– Ну, да мы с тобой тоже не лыком шиты, – он хлопнул собеседника по плечу с такой силой, что могучая грудь воеводы отозвалась гулким эхом, – найдем для них достойный ответ. Да так, что мало не покажется! Да?
– Да, – неуверенно встрепенулся воевода.
– Рогатками в два ряда запрем ромейские улицы, – торопливым громким шепотом заговорил Лют, словно там, в ромейском конце, могли услышать его голос, – а за рогатками – копейщиков добрых пяток, чтоб шустрить не пытались, да пару стрельцов, позлее, с каждого боку. Так и не пройдет никто. Да?
– Да! – уже значительно бодрее согласился воевода.
Мозг его вышел из состояния оцепенения и заработал с привычной для старого воина деловитой четкостью.
– Еще стены с внутренней стороны досками закроем, – таким же жарким шепотом белыми от злости губами проговорил он, с ненавистью глядя вниз, на богатые дома ромейских улиц, – и стрельцов поболее да позлее, чтоб никто даже носу сунуть не смел.
Кулаки его сжались, превратившись в две увесистые жилистые гири, способные и без оружия крушить всех врагов города.
– Я им покажу, что такое воевода Звянко! – он словно выдохнул из себя серый сгусток злости.
– Да! – в костер ненависти Лют ловко подбросил свое магическое словцо, пряча в ладонь довольную улыбку.
– А ну-ка, отроки, – воевода резко повернулся назад к двум долговязым парням в стеганках с накладками из толстой кожи, подпоясанных короткими мечами, – слетайте-ка, соколики, к сотнику степного конца и передайте вот что...
Лют не стал слушать, что скажет воевода своим слугам. Он прекрасно знал, что, взяв верное направление, старый служака уже не упустит ничего, он также мог бы и сам отдать все эти приказы, но хорошо понимал, что нельзя недооценивать власть и влияние на людей византийского попа, и потому будет гораздо лучше, если приказ стрелять в своих единоверцев отдаст такой ярый христианин, каковым слыл воевода. Однако и сам Звянко, не столько понимая, сколько чувствуя подсознательно всю эту силу религиозной власти, неспроста послал отроков за воинами именно в степной конец, населенный в основном таманскими русами, которые в силу свирепости своего нрава все еще сохраняли верность своим древним богам, и без всяких колебаний убили бы любого христианина, будь то ромей или рус – им было все равно, был бы только на то приказ воеводы.
Боярин повернулся в сторону моря и только теперь дал свободу своей довольной улыбке, которая в последние минуты разговора с воеводой Звянко пряталась под ладонью, якобы поглаживающей от раздумий бороду. Но недолго она гостила на суровом лице Люта. Едва взгляд его скользнул туда, где небо растворялось в морской лазури, медленно оплывая в него нежнейшими красками рассвета, и где парили едва различимые точки плывущих кораблей, как тяжелые думы мрачной тенью снова легли на его лицо.
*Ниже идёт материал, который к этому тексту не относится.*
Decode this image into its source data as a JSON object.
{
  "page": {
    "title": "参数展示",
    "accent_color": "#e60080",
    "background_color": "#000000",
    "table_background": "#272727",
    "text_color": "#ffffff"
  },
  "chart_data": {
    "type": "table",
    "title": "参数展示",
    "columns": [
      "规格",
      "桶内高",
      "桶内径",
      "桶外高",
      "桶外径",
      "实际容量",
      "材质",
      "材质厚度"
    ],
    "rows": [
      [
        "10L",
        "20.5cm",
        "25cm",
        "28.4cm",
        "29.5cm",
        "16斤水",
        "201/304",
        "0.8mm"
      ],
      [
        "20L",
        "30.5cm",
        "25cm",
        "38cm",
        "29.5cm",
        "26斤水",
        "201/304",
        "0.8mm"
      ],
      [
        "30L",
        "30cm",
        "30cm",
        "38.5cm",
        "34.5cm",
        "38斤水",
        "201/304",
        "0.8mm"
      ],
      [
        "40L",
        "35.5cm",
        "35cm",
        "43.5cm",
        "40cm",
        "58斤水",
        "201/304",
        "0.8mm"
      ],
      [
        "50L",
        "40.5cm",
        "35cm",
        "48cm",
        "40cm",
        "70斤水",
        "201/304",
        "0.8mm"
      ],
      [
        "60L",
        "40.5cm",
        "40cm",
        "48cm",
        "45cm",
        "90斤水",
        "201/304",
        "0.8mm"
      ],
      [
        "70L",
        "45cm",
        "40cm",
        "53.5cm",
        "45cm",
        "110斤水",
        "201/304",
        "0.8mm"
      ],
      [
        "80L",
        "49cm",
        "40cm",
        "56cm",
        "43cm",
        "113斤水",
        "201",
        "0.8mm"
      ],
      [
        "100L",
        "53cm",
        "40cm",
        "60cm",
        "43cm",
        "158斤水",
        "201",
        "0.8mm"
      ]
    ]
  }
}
Впрочем, прежнего тревожного беспокойства сердце мудрого воина уже не ощутило, то ли оттого, что часть его забот взял на себя воевода Звянко, то ли оттого, что мрачные предчувствия, рожденные в ночи, сами собой растворились на утреннем солнце. Здесь, на смотровой Соколиной башни, он уже не ощущал того прежнего давления чужой непреодолимой силы.
– Что ж, посмотрим, кто они такие и что им нужно, – спокойно прошептал он в седые усы, непонятно зачем дав своим мыслям словесную оболочку.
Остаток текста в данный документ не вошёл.